Some of the assumptions we have about life are so much a part of the warp and woof of our faith that we are unconscious we even hold them. Like the glasses (for some of us) that sit on our nose, we have become so habituated to wearing them and seeing the world through them, that we aren't even aware of their presence. However, there are moments when it is important to stop looking through the lens and look at them! Do we need a new prescription? Are we seeing things clearly? Are these glasses giving us an accurate picture of the world around us?
What is true about our glasses is equally true of the Bible. As Christians, we turn to the pages of Scripture instinctively again and again for comfort, guidance and inspiration. Arguments are settled and questions are put to rest once we know what the Bible says about the matter. It is through this Book that we interpret life in this world as well as in the world to come. As children, we were taught that we could have assurance of God's love for us simply because this is what the Book says. Jesus loves me, this I know for the Bible tells me so.
Today, I want to encourage us to take off these "glasses" for a moment. Rather than looking through the Bible, I want us to look at it. What is this Book and how did we get it? Who wrote it? How do we know its claims are true? And most importantly, do these "lens" give an accurate description of the truth about God, man and salvation... or should we exchange these "glasses" for another pair?
In July 1974, some 4,000 members of the Church of Jesus Christ from more than 150 nations gathered in Lausanne, Switzerland for the International Congress on World Evangelization. In an effort to affirm their common faith as disciples of Jesus, the participants drew up and signed "The Lausanne Covenant." For almost four decades this document has served as a global expression of biblical Christianity for followers of Christ from a multitude of nations and differing theological traditions. The second article in the Covenant was on the Bible. It is a beautiful and succinct expression of what Christians everywhere and in every age have believed about the book that is so foundational to all that we hold dear. Read it slowly. Every word is important. Let it lead you from theology to doxology!

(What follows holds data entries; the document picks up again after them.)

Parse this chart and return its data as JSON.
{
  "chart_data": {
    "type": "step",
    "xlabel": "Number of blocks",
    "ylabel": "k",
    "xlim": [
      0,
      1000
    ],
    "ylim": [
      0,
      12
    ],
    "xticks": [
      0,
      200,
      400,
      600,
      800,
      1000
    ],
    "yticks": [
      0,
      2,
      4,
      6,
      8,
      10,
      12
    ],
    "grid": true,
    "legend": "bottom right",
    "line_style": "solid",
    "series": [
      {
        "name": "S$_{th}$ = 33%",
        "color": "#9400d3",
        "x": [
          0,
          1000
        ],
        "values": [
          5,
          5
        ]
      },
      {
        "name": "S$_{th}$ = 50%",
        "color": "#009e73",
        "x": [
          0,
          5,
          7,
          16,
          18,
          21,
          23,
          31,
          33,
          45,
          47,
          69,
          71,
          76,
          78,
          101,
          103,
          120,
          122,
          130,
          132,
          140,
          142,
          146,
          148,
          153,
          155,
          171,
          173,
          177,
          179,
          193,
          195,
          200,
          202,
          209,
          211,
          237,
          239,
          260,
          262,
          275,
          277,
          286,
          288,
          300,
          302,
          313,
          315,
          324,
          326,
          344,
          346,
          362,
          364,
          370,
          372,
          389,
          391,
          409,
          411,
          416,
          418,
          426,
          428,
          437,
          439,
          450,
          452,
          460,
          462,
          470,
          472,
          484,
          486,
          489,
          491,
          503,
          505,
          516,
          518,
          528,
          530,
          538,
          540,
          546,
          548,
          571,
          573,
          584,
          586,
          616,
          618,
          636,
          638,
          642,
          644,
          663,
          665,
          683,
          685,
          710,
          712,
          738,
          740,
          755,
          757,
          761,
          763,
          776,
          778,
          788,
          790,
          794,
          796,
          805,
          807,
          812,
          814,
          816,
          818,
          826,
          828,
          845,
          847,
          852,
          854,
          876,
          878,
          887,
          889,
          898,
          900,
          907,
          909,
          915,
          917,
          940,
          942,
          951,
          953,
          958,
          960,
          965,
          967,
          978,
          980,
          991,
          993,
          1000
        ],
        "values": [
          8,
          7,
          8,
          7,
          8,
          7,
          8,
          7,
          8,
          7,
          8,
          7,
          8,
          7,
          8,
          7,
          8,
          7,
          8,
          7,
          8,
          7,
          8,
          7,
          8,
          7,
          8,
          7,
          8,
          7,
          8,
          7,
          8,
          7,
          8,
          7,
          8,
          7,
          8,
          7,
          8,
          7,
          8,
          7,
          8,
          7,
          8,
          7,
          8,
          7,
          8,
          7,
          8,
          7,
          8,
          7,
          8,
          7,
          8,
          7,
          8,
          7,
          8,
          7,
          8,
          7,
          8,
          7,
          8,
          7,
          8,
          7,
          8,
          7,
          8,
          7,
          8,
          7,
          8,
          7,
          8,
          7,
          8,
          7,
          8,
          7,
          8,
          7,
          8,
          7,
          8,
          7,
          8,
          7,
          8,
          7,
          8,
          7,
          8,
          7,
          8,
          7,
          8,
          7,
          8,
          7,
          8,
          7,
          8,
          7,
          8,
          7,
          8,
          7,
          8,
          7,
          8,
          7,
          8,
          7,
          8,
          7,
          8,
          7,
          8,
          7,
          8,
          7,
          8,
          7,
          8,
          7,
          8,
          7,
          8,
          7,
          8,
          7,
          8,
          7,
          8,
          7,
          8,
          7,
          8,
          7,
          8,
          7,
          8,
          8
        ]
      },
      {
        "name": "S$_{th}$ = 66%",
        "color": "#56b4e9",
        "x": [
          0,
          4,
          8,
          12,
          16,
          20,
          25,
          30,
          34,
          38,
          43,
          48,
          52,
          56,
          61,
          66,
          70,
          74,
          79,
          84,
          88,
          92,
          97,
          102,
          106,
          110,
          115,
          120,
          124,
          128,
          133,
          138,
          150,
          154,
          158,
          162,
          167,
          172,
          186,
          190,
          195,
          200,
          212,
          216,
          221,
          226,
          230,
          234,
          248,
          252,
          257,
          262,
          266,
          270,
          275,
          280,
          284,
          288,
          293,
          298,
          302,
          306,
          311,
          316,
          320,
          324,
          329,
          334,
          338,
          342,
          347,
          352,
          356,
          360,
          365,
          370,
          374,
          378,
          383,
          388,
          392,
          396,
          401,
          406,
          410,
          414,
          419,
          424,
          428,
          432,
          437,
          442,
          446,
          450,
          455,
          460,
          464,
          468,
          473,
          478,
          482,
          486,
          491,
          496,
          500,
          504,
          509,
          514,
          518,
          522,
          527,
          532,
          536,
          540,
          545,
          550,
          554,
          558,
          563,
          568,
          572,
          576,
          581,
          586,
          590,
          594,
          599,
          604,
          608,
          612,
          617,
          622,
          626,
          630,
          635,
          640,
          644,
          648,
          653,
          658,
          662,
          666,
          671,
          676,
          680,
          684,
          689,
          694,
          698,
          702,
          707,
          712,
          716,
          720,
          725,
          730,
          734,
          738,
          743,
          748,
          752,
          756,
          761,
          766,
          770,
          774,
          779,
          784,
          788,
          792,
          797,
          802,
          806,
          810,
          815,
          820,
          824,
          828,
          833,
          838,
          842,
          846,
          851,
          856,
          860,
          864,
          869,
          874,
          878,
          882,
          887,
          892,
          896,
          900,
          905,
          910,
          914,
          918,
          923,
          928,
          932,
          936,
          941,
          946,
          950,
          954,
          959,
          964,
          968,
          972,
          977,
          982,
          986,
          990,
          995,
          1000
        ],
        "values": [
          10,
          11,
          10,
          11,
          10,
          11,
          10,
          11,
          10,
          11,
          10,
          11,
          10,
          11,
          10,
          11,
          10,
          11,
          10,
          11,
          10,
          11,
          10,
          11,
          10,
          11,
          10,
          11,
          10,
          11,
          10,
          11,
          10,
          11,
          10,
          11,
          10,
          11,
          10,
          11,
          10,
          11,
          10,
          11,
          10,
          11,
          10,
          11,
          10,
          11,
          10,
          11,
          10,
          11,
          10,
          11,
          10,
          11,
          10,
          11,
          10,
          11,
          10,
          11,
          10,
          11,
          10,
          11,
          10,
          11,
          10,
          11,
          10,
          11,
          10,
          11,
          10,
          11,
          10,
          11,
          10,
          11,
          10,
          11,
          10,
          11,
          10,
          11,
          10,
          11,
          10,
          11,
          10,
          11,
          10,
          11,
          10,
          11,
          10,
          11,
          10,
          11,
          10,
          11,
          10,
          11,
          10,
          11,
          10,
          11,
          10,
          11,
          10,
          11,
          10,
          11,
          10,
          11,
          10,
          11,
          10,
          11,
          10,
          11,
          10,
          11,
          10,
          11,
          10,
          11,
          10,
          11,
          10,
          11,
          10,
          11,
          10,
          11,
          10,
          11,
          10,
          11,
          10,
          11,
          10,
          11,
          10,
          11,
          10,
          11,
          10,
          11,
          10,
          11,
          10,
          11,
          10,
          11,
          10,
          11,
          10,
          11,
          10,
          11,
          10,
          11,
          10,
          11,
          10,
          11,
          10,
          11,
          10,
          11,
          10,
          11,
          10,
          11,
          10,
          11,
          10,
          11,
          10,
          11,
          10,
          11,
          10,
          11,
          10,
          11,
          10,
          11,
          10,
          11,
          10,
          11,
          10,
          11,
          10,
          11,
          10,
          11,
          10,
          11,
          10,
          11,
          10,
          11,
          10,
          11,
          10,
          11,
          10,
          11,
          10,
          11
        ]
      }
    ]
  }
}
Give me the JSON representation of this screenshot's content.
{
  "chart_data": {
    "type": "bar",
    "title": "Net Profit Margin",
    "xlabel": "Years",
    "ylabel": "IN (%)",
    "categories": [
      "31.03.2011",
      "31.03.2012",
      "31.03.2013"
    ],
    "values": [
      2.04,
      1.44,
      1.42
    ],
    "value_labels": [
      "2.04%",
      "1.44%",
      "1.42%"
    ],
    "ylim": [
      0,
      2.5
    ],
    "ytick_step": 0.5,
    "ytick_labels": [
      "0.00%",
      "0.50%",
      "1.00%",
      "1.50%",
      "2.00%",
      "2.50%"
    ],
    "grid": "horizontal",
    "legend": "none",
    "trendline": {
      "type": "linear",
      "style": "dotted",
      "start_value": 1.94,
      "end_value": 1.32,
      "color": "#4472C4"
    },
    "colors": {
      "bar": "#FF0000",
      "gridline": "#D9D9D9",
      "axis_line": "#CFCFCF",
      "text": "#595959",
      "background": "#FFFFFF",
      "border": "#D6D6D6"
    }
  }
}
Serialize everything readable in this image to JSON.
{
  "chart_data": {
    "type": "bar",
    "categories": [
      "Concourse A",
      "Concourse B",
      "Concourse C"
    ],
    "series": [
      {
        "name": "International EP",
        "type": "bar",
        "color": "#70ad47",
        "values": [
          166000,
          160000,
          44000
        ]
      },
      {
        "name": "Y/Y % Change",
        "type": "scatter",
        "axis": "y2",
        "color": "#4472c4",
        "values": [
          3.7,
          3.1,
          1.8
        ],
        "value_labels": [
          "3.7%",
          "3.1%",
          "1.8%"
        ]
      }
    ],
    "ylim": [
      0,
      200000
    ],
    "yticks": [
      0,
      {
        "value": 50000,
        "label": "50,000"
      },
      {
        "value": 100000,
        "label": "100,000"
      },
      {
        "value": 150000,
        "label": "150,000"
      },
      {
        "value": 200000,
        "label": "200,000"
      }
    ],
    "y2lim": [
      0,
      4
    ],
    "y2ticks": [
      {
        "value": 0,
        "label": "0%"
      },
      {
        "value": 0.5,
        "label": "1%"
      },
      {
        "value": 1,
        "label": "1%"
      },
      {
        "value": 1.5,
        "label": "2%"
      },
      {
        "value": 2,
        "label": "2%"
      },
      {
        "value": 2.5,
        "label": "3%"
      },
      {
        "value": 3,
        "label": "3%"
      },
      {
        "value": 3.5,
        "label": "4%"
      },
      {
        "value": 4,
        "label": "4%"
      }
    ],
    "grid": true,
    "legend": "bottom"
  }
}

We affirm the divine inspiration, truthfulness and authority of both Old and New Testament Scriptures in their entirety as the only written Word of God, without error in all that it affirms, and the only infallible rule of faith and practice. We also affirm the power of God's Word to accomplish his purpose of salvation. The message of the Bible is addressed to all mankind. For God's revelation in Christ and in Scripture is unchangeable. Through it the Holy Spirit still speaks today. He illumines the minds of God's people in every culture to perceive its truth freshly through their own eyes and thus discloses to the whole church ever more of the many-colored wisdom of God. (2 Timothy 3:16; 2 Peter 1:21; John 10:35; Isaiah 55:11; 1 Corinthians 1:21; Romans 1:16; Matthew 5:17-18; Jude 3; Ephesians 1:17-18; 3:10, 18).